Castle vedeva la confusione nel suo sguardo e si immaginava la sua battaglia interiore, la conosceva ormai. Era stato troppo bello tutto quello che aveva vissuto perché fosse sempre così. Non voleva dire “troppo bello perché fosse vero”, perché era vero non poteva dire il contrario, solo che quella era solo una delle mille sfaccettature di Kate ed ora la solita Beckett stava prendendo il sopravvento e lui voleva fermarla, finchè era in tempo. Voleva farle capire che c’era, che lui era quell’uomo che cercava che le poteva dare sicurezze, che sarebbe stato presente quando ne avrebbe avuto bisogno non solo quando c’era da divertirsi, un uomo che forse non aveva gli alti valori umani del dottore che andava in Africa a salvare le vite ai bambini, ma che l’avrebbe messa al primo posto e se questo non era tanto, sperò almeno che fosse per lei quell’abbastanza che cercava.

- Hai detto che volevi che fossi al tuo fianco quando il tuo muro sarebbe caduto e ci sono stato. Però non voglio andarmene mentre tu lo tiri su di nuovo. Ormai ti conosco Kate, so che lo stai già facendo. 
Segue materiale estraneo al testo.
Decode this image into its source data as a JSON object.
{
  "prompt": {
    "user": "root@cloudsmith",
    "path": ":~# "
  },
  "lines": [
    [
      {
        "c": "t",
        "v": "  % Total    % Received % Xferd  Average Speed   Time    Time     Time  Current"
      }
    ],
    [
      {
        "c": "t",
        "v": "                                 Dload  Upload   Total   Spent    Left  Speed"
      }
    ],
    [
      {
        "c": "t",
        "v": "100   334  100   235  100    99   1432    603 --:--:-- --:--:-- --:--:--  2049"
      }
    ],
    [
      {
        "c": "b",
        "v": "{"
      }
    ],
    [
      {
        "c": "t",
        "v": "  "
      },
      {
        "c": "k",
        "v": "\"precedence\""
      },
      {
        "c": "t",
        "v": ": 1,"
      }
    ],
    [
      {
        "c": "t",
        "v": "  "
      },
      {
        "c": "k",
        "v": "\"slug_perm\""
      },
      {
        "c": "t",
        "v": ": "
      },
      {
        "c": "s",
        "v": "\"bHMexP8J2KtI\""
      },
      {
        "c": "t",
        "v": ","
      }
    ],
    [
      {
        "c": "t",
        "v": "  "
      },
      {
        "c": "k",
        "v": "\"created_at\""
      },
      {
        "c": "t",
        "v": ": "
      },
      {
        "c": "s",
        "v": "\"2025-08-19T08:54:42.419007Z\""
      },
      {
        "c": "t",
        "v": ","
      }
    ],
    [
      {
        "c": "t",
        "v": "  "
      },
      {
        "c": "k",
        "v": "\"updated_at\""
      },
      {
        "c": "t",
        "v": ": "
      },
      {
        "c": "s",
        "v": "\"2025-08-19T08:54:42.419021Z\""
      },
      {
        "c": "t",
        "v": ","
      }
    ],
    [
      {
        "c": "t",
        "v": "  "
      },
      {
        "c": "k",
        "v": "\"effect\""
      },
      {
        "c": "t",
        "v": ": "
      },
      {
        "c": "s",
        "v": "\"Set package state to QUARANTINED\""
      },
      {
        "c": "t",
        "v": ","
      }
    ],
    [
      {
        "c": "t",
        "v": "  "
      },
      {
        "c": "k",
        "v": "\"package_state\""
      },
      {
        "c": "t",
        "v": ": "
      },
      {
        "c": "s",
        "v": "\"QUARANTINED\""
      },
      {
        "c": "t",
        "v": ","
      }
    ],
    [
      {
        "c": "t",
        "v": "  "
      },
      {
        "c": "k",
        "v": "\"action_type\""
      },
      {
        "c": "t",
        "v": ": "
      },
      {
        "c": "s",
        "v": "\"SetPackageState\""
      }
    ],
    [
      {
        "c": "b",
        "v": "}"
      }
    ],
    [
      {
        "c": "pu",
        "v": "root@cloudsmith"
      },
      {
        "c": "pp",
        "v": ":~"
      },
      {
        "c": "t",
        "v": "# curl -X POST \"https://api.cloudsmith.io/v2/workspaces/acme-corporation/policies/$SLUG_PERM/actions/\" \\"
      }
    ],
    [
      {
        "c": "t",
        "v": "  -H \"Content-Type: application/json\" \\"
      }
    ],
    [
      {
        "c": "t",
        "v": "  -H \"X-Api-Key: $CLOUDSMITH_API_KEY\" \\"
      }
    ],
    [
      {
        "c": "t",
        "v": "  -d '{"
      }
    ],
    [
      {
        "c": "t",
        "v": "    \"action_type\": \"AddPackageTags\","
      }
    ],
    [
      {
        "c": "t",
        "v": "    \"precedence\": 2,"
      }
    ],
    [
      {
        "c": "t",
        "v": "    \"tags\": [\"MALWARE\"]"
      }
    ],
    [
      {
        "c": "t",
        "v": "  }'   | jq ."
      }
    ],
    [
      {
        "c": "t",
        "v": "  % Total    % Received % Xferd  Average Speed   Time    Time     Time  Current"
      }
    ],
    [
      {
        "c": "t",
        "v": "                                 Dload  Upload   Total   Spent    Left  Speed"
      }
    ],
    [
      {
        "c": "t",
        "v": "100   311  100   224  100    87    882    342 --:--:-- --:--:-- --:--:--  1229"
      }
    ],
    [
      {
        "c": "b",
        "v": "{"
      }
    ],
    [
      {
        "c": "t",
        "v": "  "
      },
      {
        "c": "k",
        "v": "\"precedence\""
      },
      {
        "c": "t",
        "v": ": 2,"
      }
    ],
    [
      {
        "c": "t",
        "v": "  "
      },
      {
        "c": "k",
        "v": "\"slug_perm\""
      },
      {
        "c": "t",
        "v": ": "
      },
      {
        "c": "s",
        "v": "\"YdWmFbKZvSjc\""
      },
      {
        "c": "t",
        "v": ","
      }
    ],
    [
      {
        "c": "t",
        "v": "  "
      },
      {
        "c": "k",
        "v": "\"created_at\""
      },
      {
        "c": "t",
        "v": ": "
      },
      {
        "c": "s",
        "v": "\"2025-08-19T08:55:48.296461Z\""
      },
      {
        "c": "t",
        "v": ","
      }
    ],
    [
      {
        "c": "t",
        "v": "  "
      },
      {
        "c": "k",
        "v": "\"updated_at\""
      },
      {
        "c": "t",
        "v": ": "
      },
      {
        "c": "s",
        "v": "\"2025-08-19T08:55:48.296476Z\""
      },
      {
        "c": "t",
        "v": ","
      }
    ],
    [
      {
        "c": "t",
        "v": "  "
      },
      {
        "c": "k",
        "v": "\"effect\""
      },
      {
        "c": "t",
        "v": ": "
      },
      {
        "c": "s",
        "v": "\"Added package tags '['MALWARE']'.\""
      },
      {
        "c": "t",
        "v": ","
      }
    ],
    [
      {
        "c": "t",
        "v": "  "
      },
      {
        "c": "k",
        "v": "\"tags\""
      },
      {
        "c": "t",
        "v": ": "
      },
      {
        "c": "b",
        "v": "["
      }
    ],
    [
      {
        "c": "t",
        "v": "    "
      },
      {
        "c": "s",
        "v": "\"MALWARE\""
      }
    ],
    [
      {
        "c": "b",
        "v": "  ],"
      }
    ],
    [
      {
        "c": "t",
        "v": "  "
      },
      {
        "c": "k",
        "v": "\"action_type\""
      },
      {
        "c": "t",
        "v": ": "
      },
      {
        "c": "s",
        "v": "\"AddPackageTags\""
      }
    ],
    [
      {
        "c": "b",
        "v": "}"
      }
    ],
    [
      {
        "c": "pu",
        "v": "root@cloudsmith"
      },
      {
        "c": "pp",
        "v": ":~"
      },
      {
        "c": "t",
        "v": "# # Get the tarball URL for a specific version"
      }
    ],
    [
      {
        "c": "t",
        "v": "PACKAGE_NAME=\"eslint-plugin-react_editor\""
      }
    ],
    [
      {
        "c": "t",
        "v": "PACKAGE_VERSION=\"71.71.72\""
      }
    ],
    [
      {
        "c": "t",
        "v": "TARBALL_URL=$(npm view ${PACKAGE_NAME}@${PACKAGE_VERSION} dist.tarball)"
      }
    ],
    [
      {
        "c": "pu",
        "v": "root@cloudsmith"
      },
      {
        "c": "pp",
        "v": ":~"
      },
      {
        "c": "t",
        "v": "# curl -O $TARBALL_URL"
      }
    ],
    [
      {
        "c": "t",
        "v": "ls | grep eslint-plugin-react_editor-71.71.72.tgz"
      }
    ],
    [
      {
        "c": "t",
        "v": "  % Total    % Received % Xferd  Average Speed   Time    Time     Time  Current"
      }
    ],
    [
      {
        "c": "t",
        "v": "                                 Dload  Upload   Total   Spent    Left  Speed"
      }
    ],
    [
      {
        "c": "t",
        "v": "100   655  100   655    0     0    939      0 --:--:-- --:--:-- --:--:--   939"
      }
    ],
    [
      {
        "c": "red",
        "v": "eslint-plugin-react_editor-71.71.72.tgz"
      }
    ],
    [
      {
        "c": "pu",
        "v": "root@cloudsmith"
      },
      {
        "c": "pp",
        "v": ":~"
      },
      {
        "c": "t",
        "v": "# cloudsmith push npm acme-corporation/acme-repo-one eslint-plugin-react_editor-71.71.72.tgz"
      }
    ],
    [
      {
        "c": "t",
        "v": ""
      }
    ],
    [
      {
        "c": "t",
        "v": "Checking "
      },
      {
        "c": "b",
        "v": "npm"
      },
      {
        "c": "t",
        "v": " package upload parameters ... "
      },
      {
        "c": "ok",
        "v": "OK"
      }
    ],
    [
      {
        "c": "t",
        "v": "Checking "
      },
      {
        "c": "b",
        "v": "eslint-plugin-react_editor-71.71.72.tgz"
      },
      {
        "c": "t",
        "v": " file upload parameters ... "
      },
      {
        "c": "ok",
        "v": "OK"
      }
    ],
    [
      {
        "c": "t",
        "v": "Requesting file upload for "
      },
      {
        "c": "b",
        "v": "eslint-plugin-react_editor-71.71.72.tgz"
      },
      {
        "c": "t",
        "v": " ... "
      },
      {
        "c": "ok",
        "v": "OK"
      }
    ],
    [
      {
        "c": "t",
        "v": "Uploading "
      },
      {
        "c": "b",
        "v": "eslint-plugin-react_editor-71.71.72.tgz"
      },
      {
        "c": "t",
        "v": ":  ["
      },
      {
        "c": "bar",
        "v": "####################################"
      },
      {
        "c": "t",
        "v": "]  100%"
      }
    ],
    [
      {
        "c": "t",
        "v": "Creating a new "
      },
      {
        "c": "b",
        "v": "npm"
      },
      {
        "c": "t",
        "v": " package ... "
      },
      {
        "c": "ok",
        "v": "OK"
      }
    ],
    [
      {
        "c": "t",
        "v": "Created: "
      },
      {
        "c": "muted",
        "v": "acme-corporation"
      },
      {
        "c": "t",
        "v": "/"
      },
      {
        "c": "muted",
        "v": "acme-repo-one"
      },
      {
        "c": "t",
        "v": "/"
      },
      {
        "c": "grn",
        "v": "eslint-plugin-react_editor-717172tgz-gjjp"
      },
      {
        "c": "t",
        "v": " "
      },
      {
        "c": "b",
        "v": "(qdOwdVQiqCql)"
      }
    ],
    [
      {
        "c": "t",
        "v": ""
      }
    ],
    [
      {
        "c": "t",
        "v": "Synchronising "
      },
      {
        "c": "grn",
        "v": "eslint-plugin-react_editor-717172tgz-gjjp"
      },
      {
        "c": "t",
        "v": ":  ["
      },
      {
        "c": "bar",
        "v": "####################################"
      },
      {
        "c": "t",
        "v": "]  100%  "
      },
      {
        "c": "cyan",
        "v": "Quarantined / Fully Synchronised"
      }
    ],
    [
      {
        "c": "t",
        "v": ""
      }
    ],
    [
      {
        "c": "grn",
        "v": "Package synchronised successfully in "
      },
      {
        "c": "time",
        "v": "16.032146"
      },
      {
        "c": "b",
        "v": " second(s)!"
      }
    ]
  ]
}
Beckett teneva una mano appoggiata sul tavolo e con le dita sfiorava quella cartellina che fissava mentre le parole di Castle la scavavano dentro. Doveva essere più forte del desiderio di rimanere sola, più forte delle sue paure, più forte di quanto era mai stata nell’obbligarsi ad essere diversa. Quei documenti bruciati certificavano che sarebbe sempre stata un bersaglio, che quella guerra che lei aveva voluto e che si era illusa di poter vincere da sola sarebbe finita, invece, solo quando lei o loro sarebbero caduti senza possibilità di rialzarsi più e senza volerlo in quella guerra ci aveva trascinato dentro anche la persona che più al mondo voleva che fosse al sicuro, quell’uomo che era così folle che adesso sapeva avrebbe combattuto al suo fianco qualsiasi guerra, ora che non potevano più evitarlo. Si sedette sentendosi svuotata, non aveva più voglia di combattere. Voleva sempre scoprire che aveva ucciso sua madre, voleva darle quella giustizia che da oltre dieci anni le veniva negata, però si sentì improvvisamente stanca di essere lei stessa un bersaglio. Sentiva il peso di tutto quello che aveva da perdere, di tutto quello che aveva assaporato nelle ultime ore e le sembrò di aver trovato per la prima volta qualcosa per cui valeva la pena vivere ed aveva paura.